Stringly-typed, catch-log-ignore, generates warnings in IDE anyway...
Fixed 90 of 125 errors that were found by a different technology... probably.could have been fixed by one developer in 1-2 days anyway - how long did this take?
Besides, gotta start somewhere. It's probably a PoC, for a platform that will eventually handle all sorts of things.
I agree and I think we should give folks leeway to make progress but this seems to be the qualifier for nearly every GenAI demo I’ve seen
I agree about the limitations, but look from another perspective, is it good use of time asking experienced engineers who get paid 300-500k/year to go and fix these issues? Probably no.
Would it bring them a joy finding simple leaks and fixing them? Probably no again.
Then this tool is a nice addition to the engineers
won't FileReader leak if the BufferedReader constructor throws?
Edit: Disregard the above, it was too naive.
It cannot leak because of a stronger warranty. In the JLS, it is specified that the try-with-resources track successfull initialisation of AutoClosable resources, not successful assignation. So one try with resources can desugar into the logical equivalent of multiple nested try-catch-finally !
In Java out of memory is signaled with an OutOfMemoryError which is a throwable (and can be caught) but is not technically an exception. Errors should generally never be caught and cannot be recovered from, which is how they differ from exceptions.
Now you can argue that this is not truly recovering from exception but it is a lot better than what you can do with most of the other Error subclasses. I said most because there are easy to recover from Error like the StackOverflowError where you just have to fail the operation or request that caused the error.
Let's say you get 1/100 requests that are randomly sent to your process. That 1 takes 100x the average memory usage of the others. You could spin it out to different services to better handle the weird one-off, but that doesn't always make sense. Sometimes you just need to be ok with working the 100x job and let the other 99 get progressive falloff retry. Different solutions are always possible.
No, you cannot. Catching, for example, StackOverflowError (which inherits from Error) can lead to very strange deadlocks and such (if locking is relying on try-finally discipline, as it should), even if you do "almost nothing" before re-throwing.
It's a huge hornet's nest of weirdness to even attempt to catch anything which derives directly from Error. (Rather than RuntimeException/Exception.)
EDIT: There are some really strange subclasses of Error now that I think about it. E.g. VirtualMachineError ... I don't think I've ever seen that in any logs, thankfully, but what exactly is the program (running on the failing VM) supposed to do if that is thrown?

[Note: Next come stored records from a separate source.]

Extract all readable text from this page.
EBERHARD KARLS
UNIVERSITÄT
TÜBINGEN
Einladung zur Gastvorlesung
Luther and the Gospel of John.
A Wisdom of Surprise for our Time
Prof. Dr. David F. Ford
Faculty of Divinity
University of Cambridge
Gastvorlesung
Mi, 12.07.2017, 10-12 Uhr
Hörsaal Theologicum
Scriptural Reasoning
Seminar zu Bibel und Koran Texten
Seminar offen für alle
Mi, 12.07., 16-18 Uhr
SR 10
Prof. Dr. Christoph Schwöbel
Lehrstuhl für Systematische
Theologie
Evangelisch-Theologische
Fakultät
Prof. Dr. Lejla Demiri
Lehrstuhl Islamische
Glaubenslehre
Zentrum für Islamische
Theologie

It'd be like trying to carry on or log an error if suddenly 1==2 turned out to be true.
An OutOfMemoryError is a VirtualMachineError. The Java runtime doesn't technically contain the idea of "finite memory". The language sort of assumes there's an infinite amount of memory. When there isn't and the VM is forced to throw an OutOfMemoryError it's technically a breach of the abstraction of the language and the VM is unable to continue working.
leosanchez•2mo ago
jillesvangurp•2mo ago
LLMs seems overkill for this. But of course letting it do general code reviews is not a bad idea. And static code analyzers aren't perfect. Doing this at scale might be a bit tricky though; you'd have to go file by file. I assume Uber might have many millions of lines of code to screen. And maybe their developers aren't that concerned with addressing warnings.
But going file by file might be simple enough. And you can probably screen for important stuff with some decent system prompt and instruct it to check for potential resource leaks and similar issues and produce detailed bug reports with some priority if it finds them and a diff that addresses the issue. Could be a nice use case for agentic AIs to screen code like this.
TYMorningCoffee•2mo ago
nradov•2mo ago
And once SonarQube flags a resource leak to a developer, a competent developer would learn from that and never make the same mistake again.
TYMorningCoffee•2mo ago
kmarc•2mo ago
I think you'd be surprised, how many people do production code WITHOUT automated formatting / linting / static analysis.
Now these people and their managers are staring at the shiny new thing, the LLMs. They missing googling skills are fixed by LLMs ont heir everyday life, so they think a magic "code quality tool" (AI) would help them in they work.
To answer your question, obviously there are many linters/analyzers for Java (and for other languages too), both for static and dynamic code analysis, formatters, everything.